Democrats backing ethics challenged Dodd

Alexander Burns:

With Sen. Chris Dodd (D-Conn.) facing an uphill battle to win reelection next year after a series of Washington scandals battered his popularity back home, President Obama and other national Democrats are sparing no effort to help him.

Despite the scandals which left his ethics called into question, the three-decade Senate veteran is not trying to shake his Beltway image. Instead, Dodd is working furiously to show the impact of his long service by racking up big legislative accomplishments - including, potentially, a health care reform bill - before the midterm elections. And some of the national Democratic Party's biggest names are coming in to back him up.

Sen. Ted Kennedy (D-Mass.) has cut a television commercial for him. Connecticut's independent junior senator, Joe Lieberman, penned a column in the Hartford Courant calling Dodd "an agent of productive change." The White House has honored him at four bill signings and President Obama even sent an email to 100,000 Democrats in Dodd's home state praising him for his "outstanding work on behalf of families in Connecticut and across the country."

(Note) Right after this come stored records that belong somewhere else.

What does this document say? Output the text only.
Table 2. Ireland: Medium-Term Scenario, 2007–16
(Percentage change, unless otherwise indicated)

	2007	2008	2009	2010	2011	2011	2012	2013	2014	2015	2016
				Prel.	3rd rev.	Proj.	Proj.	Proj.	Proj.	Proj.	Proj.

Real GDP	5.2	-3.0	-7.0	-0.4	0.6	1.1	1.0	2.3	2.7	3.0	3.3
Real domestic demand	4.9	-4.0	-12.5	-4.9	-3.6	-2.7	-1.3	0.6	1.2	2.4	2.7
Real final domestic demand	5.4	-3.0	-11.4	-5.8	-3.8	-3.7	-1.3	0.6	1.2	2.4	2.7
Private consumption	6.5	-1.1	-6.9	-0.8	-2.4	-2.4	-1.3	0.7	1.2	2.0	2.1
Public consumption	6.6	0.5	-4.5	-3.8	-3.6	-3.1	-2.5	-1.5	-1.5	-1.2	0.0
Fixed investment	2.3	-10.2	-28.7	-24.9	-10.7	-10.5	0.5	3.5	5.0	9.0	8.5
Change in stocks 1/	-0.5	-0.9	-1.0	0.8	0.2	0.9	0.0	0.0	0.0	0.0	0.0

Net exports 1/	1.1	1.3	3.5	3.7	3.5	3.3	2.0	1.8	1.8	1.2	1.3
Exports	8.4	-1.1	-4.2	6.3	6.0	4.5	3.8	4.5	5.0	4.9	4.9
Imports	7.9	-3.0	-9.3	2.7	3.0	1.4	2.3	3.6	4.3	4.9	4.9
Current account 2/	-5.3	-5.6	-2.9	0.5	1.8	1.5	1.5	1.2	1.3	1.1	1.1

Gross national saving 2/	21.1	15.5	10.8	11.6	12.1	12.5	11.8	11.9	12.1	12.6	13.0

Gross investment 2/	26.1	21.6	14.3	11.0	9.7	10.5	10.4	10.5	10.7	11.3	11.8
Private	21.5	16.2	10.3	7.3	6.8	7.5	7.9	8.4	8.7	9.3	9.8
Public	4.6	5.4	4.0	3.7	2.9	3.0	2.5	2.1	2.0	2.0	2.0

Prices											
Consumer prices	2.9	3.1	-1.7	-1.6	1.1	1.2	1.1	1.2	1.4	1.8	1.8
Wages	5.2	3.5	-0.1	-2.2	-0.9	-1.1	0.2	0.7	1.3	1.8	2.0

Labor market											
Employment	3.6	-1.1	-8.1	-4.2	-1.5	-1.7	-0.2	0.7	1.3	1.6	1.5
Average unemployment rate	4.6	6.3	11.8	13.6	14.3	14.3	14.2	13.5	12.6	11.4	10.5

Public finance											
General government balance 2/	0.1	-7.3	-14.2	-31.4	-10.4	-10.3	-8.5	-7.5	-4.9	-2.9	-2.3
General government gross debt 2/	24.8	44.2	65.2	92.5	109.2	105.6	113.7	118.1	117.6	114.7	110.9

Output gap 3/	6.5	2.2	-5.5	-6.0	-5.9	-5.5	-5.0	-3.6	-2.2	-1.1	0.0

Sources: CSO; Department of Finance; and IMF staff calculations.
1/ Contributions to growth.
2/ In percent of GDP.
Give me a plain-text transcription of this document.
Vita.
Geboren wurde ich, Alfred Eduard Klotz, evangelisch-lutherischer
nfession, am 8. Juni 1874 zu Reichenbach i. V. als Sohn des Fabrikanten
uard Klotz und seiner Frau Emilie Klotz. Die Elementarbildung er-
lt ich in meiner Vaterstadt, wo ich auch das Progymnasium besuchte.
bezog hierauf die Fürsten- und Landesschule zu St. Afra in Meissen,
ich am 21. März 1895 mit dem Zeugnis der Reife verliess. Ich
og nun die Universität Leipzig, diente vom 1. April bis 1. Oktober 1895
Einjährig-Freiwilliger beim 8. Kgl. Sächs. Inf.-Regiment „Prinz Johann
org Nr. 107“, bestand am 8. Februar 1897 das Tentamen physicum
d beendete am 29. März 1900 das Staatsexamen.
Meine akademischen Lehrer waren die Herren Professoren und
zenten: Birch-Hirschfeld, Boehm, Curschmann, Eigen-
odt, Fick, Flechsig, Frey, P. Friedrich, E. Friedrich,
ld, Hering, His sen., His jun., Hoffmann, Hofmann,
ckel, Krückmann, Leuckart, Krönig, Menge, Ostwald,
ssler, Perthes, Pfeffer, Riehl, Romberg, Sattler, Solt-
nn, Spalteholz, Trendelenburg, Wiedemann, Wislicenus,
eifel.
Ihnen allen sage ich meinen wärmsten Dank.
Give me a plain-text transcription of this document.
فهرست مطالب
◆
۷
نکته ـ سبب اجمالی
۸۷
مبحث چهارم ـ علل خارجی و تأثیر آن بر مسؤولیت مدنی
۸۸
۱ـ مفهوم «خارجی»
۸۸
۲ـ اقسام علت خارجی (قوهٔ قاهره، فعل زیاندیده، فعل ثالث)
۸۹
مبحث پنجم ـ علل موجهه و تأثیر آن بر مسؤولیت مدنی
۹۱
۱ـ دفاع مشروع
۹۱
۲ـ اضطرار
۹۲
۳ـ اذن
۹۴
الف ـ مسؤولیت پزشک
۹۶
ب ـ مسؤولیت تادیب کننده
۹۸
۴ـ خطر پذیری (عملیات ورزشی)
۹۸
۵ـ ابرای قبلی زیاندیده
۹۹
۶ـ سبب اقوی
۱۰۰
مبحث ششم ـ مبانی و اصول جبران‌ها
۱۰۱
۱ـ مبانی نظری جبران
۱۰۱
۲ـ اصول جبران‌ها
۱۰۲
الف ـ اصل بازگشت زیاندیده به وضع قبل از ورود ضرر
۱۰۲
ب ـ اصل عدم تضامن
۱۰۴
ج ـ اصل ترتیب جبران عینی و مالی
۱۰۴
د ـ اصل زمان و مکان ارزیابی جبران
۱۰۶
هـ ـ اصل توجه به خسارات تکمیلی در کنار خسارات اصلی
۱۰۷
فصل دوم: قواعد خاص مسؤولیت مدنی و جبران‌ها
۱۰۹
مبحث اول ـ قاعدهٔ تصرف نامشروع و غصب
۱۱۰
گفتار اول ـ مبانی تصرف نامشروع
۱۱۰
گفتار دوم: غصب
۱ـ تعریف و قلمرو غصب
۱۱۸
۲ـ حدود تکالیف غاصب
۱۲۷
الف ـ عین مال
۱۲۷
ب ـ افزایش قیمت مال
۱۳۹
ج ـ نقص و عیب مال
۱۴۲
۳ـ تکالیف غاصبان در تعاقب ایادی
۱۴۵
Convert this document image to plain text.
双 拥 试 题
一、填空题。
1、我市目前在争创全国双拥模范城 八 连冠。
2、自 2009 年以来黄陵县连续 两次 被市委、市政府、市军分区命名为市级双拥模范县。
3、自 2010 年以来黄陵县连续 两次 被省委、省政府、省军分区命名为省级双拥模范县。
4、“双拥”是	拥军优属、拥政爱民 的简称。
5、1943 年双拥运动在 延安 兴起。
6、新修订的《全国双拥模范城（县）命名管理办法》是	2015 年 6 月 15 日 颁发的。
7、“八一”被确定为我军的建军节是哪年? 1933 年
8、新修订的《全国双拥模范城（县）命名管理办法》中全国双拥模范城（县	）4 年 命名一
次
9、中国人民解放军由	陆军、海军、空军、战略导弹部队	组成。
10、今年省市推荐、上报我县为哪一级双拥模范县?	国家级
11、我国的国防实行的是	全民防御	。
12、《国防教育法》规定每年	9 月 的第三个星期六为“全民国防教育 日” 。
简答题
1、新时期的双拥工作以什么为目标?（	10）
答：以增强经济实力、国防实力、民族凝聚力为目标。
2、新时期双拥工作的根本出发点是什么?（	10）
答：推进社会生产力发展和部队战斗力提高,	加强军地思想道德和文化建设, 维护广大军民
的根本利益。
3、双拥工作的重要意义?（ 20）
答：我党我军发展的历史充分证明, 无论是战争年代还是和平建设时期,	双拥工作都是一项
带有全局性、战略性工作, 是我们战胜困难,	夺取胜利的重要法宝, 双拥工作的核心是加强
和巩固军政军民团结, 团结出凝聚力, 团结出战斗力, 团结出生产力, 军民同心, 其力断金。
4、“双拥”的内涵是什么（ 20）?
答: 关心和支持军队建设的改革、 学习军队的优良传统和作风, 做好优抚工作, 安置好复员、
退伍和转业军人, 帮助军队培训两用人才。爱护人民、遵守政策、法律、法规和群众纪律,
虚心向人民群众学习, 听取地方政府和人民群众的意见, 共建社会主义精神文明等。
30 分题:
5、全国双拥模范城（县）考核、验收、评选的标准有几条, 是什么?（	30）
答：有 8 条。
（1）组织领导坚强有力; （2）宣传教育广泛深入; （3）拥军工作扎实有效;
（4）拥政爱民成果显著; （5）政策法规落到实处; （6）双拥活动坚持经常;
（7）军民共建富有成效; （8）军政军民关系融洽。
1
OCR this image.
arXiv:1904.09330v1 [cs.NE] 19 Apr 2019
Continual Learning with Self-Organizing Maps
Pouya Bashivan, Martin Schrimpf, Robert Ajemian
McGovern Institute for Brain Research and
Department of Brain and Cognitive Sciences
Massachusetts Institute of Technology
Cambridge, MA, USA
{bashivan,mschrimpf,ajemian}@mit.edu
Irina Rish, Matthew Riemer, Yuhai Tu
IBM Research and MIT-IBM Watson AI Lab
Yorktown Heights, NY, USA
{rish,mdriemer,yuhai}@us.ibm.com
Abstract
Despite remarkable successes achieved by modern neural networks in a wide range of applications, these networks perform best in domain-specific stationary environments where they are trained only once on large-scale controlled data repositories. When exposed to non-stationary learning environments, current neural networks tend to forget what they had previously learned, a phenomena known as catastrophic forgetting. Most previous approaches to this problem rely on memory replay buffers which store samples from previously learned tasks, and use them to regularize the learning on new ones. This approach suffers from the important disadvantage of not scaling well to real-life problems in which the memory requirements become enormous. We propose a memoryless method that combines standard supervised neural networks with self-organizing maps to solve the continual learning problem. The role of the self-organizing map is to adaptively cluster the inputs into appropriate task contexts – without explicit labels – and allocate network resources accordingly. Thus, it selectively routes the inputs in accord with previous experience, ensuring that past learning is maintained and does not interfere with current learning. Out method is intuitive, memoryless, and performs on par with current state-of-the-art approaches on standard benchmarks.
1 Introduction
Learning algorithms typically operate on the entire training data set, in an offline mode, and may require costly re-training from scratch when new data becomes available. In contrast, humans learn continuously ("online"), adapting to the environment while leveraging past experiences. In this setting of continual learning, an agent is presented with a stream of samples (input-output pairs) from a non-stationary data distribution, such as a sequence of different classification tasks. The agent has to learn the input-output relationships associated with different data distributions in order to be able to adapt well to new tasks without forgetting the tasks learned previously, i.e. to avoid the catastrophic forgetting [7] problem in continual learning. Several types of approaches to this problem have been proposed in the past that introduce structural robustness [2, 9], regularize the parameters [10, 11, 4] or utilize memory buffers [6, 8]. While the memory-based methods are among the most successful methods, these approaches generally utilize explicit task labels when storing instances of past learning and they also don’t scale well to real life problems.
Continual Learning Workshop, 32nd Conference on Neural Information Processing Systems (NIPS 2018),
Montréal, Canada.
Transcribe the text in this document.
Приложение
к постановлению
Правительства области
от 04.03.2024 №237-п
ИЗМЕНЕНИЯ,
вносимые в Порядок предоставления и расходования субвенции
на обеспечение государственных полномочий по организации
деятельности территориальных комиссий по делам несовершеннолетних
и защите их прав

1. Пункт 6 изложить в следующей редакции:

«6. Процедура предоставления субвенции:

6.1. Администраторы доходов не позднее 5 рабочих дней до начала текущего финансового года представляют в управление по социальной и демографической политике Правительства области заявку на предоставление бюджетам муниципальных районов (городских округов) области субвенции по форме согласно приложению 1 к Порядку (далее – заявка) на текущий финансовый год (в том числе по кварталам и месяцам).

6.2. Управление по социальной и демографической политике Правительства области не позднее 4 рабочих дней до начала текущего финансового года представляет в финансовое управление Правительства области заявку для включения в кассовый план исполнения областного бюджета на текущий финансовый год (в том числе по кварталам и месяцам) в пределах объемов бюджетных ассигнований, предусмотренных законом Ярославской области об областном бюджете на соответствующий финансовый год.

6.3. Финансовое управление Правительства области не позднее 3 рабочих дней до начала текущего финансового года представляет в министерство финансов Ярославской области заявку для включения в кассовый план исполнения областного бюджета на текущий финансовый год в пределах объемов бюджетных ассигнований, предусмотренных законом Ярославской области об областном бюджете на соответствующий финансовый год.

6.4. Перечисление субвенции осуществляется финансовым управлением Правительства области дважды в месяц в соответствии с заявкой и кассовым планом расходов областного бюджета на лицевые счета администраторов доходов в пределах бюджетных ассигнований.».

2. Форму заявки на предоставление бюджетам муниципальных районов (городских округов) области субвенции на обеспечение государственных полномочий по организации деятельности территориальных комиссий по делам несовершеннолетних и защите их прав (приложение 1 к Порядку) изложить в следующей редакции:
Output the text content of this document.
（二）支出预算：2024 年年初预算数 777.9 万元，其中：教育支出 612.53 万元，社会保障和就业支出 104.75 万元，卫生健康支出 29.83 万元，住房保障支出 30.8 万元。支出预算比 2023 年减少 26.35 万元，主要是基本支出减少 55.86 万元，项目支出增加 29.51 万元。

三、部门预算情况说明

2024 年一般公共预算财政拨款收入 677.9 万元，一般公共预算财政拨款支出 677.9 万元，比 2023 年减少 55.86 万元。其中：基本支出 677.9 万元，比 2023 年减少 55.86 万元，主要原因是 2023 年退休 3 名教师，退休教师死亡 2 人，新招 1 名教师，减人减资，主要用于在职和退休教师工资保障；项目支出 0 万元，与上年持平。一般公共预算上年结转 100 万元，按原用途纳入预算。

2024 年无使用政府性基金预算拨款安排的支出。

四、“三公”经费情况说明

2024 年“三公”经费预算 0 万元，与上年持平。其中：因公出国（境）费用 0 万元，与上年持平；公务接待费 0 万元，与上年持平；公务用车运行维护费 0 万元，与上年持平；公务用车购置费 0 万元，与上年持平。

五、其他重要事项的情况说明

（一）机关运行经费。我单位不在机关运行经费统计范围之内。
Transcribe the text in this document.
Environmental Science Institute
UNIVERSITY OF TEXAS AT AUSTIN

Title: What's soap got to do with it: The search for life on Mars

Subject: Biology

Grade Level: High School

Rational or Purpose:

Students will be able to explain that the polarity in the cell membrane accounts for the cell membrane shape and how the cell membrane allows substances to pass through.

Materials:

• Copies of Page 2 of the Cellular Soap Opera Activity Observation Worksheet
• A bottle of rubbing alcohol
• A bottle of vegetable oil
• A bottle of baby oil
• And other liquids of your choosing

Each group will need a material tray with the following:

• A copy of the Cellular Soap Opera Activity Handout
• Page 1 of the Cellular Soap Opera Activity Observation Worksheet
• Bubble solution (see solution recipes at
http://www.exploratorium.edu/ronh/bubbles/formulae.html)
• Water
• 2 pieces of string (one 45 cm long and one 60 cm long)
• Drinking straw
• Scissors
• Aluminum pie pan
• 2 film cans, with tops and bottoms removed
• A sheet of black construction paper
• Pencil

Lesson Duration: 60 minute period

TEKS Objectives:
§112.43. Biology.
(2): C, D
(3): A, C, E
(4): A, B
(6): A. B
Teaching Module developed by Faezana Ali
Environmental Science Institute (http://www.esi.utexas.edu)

This offensive hasn't yet revived Dodd's flagging poll numbers, though there's been some improvement. But it has given the longtime incumbent an argument for reelection that Connecticut voters just might be willing to consider: Chris Dodd may be a Washington insider, but he's their Washington insider.

Wow! What a concept? Why do not all incumbents try that? OK, they do.

What is not so positive is how he used that influence to help create the banking crisis and he used that influence to get a sweetheart deal on a home loan. That is obviously not the kind of influence he and the Democrats will be touting during the campaign, but his opponents should be reminding the voters of what a bad guy Dodd is.